We had a small room off of that where we had a turntable. 

00:23:03 Speaker 3 

Nowadays you would have videotape or quarter inch tape, etcetera. 

00:23:08 Speaker 3 

And those days we use discs. I remember thing you remember them very well. Albert had this all set up.
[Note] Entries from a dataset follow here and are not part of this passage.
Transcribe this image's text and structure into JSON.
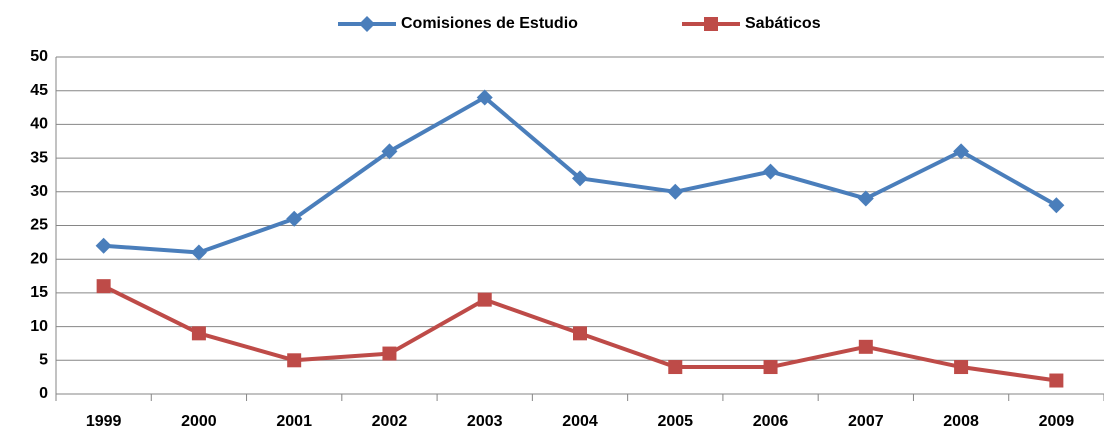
{
  "chart_data": {
    "type": "line",
    "categories": [
      "1999",
      "2000",
      "2001",
      "2002",
      "2003",
      "2004",
      "2005",
      "2006",
      "2007",
      "2008",
      "2009"
    ],
    "series": [
      {
        "name": "Comisiones de Estudio",
        "color": "#4a7ebb",
        "marker": "diamond",
        "values": [
          22,
          21,
          26,
          36,
          44,
          32,
          30,
          33,
          29,
          36,
          28
        ]
      },
      {
        "name": "Sabáticos",
        "color": "#be4b48",
        "marker": "square",
        "values": [
          16,
          9,
          5,
          6,
          14,
          9,
          4,
          4,
          7,
          4,
          2
        ]
      }
    ],
    "ylim": [
      0,
      50
    ],
    "yticks": [
      0,
      5,
      10,
      15,
      20,
      25,
      30,
      35,
      40,
      45,
      50
    ],
    "grid": true,
    "legend": "top"
  }
}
We had an amplifier that I’m sure weighed 900 pounds. 

00:23:18 Speaker 3 

It was all in this closet. 

00:23:20 Speaker 3 

And we would. 

00:23:22 Speaker 3 

He would have certain people in and we would have to go in there and act as operators and we’d play this and Brett would serve cocktails. 

00:23:30 Speaker 3 

This sort of thing. 

00:23:32 Speaker 3 

And I can remember so many funny things that happened in there and so many nice things that happened in there. 

00:23:41 Speaker 3 

And nowadays we have caterers that come in, you know, with little sandwiches and so on. 

00:23:46 Speaker 3 

In those days, we didn’t have too much of that, and we had to look after it ourselves. 

00:23:51 Speaker 3 

I tell you, this is quite a thing we’d be making sandwiches in the office to feed the people that were in the boardroom. 

00:23:59 Speaker 3 

Liquor was no problem, of course. 

00:24:02 Speaker 3 

That was in there. 

00:24:03 Speaker 3 

And I always remember one time after Claire Copeland joined us. 

00:24:09 Speaker 3 

One particular morning, we knew we were going to have a. 

00:24:14 Speaker 3 

Some sort of presentation that Bert had set up. 

00:24:18 Speaker 3 

And Claire came in this morning. 

00:24:19 Speaker 3 

I don’t know where he’d been, but he was all enthused about it. 

00:24:28 Speaker 3 

I I’m really not sure how this all happened, but I know that that Claire was really enthused and he decided that. 

00:24:38 Speaker 3 

He better be right on his toes for uh. 

00:24:44 Speaker 3 

Because, Bert, this was important to Bert. 

00:24:48 Speaker 3 

Claire goes into the boardroom and takes off both shoes and puts his feet up on the coffee table and takes we had in those days we didn’t have real. 

00:24:57 Speaker 3 

Sharp air conditioning. 

00:25:00 Speaker 3 

Claire takes his shoes off and we had airwick spray airwick. 

00:25:04 Speaker 3 

And Claire has got both feet on the coffee table and he takes his shoes. 

00:25:09 Speaker 3 

And as Bret walks in, here’s Claire. 

00:25:12 Speaker 3 

With the airwick spraying his shoes inside the shoe inside the shoes, he puts one shoe on. 

00:25:21 Speaker 3 

Burt walks in Claire without even looking up. 

00:25:25 Speaker 3 

Sprays the other and puts both shoes on and says. 

00:25:28 Speaker 3 

Now let’s go. 

00:25:29 Speaker 3 

We’re ready for the meeting. 

00:25:31 Speaker 3 

This is the first time I ever saw Bert Hall not knowing what to say. 

00:25:36 Speaker 3 

He stood there. 

00:25:39 Speaker 3 

And he said, my God. 

00:25:42 Speaker 3 

All right, let’s go. 

00:25:44 Speaker 3 

That was the end. 

00:25:46 Speaker 3 

This is a true story. 

00:25:50 Speaker 1 

This interview was recorded in 1978 by **** Meisner.